'Nobel de siyasi, sipariş üzerine veriliyor'

Cumhurbaşkanı Erdoğan, '30-40 bin mülteci alacağız' diyenin Nobel için adının geçtiğini, 2.5 milyon sığınmacının bulunduğu Türkiye'nin kimsenin umurunda olmadığını belirtti, "Nobel de siyasi" dedi.

Kaynak : Anadolu Ajansı
Haber Giriş : 16 Ekim 2015 13:35, Son Güncelleme : 27 Mart 2018 00:42
'Nobel de siyasi, sipariş üzerine veriliyor'

Cumhurbaşkanı Recep Tayyip Erdoğan, G20 Kapsamında düzenlenen W20 Zirvesi açılış töreninde yaptığı konuşmada, bugün Suriye'de olanların aslında bir devrim arayışı olmadığını, o aşamanın geride kaldığını belirtti.

Erdoğan, "Artık bu ülkede yaşananlar, Suriye halkının kurtuluş mücadelesidir. Geçmişte Kurtuluş Savaşı vermiş bir ülke olarak Suriye halkını biz çok iyi anlıyoruz. Biz Türkiye olarak demokrasinin ve özgürlüklerin yanında olması gereken her ülke gibi Suriye halkının kurtuluş mücadelesini destekliyoruz" dedi.

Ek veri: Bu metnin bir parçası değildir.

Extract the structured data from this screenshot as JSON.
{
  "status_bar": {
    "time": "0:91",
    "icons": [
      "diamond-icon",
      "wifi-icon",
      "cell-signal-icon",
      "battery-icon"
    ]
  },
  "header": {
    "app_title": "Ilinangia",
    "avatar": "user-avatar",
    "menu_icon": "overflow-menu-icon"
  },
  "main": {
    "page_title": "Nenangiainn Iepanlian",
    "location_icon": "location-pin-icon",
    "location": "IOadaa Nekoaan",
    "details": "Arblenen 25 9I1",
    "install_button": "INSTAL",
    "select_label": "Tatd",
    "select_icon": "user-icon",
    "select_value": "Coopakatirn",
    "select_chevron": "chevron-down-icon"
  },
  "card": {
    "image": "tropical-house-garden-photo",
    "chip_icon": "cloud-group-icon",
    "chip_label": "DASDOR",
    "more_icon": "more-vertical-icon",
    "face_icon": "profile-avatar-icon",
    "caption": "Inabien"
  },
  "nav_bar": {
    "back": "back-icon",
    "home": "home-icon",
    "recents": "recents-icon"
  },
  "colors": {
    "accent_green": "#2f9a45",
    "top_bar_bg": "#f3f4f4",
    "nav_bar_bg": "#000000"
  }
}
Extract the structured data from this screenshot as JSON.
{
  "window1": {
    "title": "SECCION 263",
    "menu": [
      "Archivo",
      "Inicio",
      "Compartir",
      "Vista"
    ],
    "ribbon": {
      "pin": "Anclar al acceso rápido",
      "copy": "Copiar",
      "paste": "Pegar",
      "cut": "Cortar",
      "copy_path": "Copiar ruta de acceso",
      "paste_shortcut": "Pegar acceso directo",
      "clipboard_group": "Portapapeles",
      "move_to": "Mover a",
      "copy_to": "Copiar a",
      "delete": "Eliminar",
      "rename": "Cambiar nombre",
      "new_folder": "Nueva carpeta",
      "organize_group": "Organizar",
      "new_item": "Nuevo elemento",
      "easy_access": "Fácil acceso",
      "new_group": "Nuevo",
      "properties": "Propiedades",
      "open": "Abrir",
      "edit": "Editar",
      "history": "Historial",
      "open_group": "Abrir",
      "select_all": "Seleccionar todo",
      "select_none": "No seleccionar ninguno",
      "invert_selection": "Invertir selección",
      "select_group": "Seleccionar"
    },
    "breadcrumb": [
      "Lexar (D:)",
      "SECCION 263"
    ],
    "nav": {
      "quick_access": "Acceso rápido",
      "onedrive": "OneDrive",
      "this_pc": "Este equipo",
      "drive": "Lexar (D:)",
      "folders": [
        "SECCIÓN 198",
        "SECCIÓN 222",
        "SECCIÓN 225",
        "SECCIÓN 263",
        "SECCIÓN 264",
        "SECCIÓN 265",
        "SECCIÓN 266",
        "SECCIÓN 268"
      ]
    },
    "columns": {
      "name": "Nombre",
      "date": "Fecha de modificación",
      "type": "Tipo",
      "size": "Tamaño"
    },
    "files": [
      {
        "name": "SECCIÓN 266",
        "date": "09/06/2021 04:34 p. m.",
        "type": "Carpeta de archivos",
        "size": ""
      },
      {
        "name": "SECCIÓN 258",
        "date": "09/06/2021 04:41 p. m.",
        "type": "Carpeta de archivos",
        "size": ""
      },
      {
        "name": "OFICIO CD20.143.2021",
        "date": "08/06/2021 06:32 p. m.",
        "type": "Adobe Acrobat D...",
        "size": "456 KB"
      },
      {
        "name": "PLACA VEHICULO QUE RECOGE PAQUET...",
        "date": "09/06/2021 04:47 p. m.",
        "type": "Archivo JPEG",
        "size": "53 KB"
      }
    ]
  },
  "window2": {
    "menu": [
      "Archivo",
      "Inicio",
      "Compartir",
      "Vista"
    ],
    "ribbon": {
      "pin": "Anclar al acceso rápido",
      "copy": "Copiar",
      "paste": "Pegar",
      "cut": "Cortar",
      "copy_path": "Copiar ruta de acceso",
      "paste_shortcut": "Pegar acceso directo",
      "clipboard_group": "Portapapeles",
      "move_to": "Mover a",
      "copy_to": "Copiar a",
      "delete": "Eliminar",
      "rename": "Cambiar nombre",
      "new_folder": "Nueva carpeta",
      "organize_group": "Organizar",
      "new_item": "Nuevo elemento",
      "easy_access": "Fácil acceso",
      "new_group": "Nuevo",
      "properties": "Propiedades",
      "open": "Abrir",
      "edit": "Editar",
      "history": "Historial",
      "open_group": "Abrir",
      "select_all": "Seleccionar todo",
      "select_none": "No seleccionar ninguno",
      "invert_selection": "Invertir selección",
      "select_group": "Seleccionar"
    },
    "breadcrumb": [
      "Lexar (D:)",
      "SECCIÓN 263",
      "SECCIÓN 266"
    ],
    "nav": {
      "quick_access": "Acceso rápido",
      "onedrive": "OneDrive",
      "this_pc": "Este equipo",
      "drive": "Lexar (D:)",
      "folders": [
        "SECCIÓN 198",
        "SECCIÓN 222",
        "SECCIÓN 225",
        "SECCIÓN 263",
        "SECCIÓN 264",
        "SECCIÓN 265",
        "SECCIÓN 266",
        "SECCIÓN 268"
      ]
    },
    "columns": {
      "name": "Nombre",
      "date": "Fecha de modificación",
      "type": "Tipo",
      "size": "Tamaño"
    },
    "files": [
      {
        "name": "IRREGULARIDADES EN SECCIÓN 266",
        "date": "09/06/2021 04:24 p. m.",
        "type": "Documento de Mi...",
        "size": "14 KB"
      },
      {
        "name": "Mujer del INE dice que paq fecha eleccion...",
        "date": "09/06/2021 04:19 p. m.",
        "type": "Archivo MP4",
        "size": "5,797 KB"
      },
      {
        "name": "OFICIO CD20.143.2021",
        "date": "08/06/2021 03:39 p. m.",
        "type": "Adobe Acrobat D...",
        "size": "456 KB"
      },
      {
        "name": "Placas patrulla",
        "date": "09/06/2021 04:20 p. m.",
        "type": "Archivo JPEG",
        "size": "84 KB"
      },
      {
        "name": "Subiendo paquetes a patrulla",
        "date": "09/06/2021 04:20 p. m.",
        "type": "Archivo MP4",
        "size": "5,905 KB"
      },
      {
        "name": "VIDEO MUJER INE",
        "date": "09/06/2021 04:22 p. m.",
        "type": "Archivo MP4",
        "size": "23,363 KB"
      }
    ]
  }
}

Şu anda bölgede faaliyet gösteren DAİŞ gibi PYD gibi YPG gibi PKK gibi terör örgütlerinin, rejimle birlikte Suriye halkının kurtuluş mücadelesine karşı savaşan yapılar olduğunu ifade eden Cumhurbaşkanı Erdoğan, "Bugün DAİŞ'in hedef aldığı ülkelerin en başında Türkiye geliyor. Daha önce Suruç'ta, geçtiğimiz hafta sonu Ankara Garı önünde yaşanan canlı bomba eylemlerinde toplamda 130 vatandaşımızı kaybettik. Aynı şeklide askerlerimizden, polislerimizden DAİŞ saldırılarında şehit olanlar var. Buna rağmen Türkiye'yi hala Suriye'de DAİŞ'i destekleyen bir ülke gibi göstermeye çalışanlar olduğunu da üzüntüyle görüyoruz" diye konuştu.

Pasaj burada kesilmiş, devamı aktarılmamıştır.